My friend and colleague Beth Merritt is always saying that museums need to be the heroes. But so little of what we do is truly heroic. But now, I think we have a genuine chance.
In case you hadn't noticed, people are a teensy bit worried about Ebola at the moment. Yes, I know I told you about this months ago. You remember, when I was telling you about how museums ought to stop worrying about being popular and start being relevant.
Well here's an opportunity, handed to you on a plate. Across the western world, there is a slow, but steadily growing wave of panic building over Ebola. The media and conspiracy theorists are happily feeding this with misplaced doubt, weasel words, and outright lies.
People are wondering if they should travel by air; if they should let someone who's been to Africa teach their kids, even if they were thousands of miles away from the current outbreak; if we should institute compulsory quarantine, or stop all flights from West Africa.
In my kid's French class (yes, her French class for f*cks sake) they are discussing whether Ebola might be actually be airborne (it isn't), whether someone is sick from it in Rhode Island (they aren't), and whether this is why they should wash their hands regularly to avoid getting it (obviously flu just isn't scary enough).
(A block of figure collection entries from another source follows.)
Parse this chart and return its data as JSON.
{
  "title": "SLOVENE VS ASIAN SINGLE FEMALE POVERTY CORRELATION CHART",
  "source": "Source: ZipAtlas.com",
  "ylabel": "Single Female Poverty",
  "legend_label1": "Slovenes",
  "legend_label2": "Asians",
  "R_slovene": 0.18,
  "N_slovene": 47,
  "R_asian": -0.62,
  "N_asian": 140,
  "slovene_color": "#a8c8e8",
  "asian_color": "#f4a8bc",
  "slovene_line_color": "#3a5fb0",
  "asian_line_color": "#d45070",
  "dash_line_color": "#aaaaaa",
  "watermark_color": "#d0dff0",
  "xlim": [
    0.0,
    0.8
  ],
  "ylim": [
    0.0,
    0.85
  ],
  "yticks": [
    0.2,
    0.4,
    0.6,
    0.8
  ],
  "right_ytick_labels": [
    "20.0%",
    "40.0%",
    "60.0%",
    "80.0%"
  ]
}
There are people out there, trying to hold back the tide (kudos to Carl Zimmer for this article in the Times yesterday). But they need help. The CDC aren't the ones to do it; even if you don't believe the conspiracy theories, the agency is hardly covering itself in glory at the moment.
If only there was some organization, or set of organizations out there, that was skilled at presenting scientific information to a wider audience, that could (for example) rapidly develop some form of temporary exhibit on the science of Ebola that could go out to shopping malls and libraries and other places that people congregate, or host a talk, or send people to do interviews on local radio. The type of organization that opinion polls suggest, time and again, enjoys significant public trust.
So come on, natural history museums! Where are you? What are you doing and why aren't you all over this? You spend years bitching and moaning about how no-one appreciates how important you are, and wracking your collective brains over approaches to advocacy, and then when the opportunity to thrust yourself into the limelight drops into your lap, in the form of a super-scary zoonotic disease that literally everyone in the world is talking about, you look at it and say "Uh Jeeze, I'm not sure that's quite our thing…"
If you can't capitalize on this, then I hereby give up on you, museum community. You really are a waste of space and you plainly don't give a toss about the concerns of the public that pays your bills.